You might have noticed that we’ve chosen to highlight less titles than usual. There’s no use beating around the bush: this is looking like a very dry season. The usual stars are either taking a break to prepare projects later down the line or not fully committed to their current work. Beyond these clear highlights some other modest projects do offer some interesting aspects though, so let’s run those down. Though the circumstances aren’t ideal, Planet With is finally granting us the Satoshi Mizukami-penned anime that so many fans kept asking for. He’ll be writing the anime and judging by the companion manga already being published, it might very well be the most unashamedly Mizukami series in existence, so fans of his brand of adventure should by all means check it out. If your action preferences are much grittier though, there’s always the third season of Attack on Titan, which will be making its surprising appearance on NHK-g – not much has changed for its production, since they plan to compensate the departure of some staff members and generally busy crew with the arrival of an important guest director. Fair trade!
As far as modest projects with potential because of their staff, Senjyushi: The Thousand Noble Musketeers has caught our eye without a doubt. Mobage adaptations are always a wildcard, but since this one can boast to have borrowed JC Staff’s ace director Kenichi Kasai as well as delightful designer Majiro, its chances to put together something noteworthy are higher than usual.

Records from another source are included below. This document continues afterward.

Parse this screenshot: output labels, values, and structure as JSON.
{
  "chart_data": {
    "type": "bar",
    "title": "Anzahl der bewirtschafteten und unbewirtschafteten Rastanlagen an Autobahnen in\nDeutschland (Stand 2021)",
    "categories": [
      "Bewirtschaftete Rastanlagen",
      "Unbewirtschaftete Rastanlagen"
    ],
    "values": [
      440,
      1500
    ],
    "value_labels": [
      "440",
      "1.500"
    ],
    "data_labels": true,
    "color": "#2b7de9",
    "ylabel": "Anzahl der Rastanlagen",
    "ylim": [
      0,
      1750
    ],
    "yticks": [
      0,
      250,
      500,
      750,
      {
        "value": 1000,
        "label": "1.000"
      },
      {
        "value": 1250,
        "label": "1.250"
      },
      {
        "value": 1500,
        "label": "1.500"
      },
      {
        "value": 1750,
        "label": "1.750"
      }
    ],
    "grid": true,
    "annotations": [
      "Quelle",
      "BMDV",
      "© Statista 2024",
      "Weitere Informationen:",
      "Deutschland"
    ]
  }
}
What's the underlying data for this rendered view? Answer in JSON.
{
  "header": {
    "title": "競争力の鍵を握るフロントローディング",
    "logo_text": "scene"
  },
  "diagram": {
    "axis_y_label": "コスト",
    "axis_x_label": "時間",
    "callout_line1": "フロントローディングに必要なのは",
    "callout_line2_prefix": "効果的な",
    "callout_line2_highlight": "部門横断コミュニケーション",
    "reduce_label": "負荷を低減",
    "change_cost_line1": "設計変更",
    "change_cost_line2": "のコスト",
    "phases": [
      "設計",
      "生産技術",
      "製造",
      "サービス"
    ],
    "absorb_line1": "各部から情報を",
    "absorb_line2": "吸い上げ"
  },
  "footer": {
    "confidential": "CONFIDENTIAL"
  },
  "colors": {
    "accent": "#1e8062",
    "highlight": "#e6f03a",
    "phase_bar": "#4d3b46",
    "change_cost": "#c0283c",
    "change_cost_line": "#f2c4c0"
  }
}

If the previous two sports offerings weren’t enough for you, Harukana Receive will be supported by studio C2C’s increasingly strong animation crew. And as far as action goes, Angels of Death is going to have its eye-catching moments as well. All things considered, not a heavy season by any stretch, but that only makes curating it more important. Though all the staff will be working hard as usual, anime is in a wake taking a nice summer holidays as well.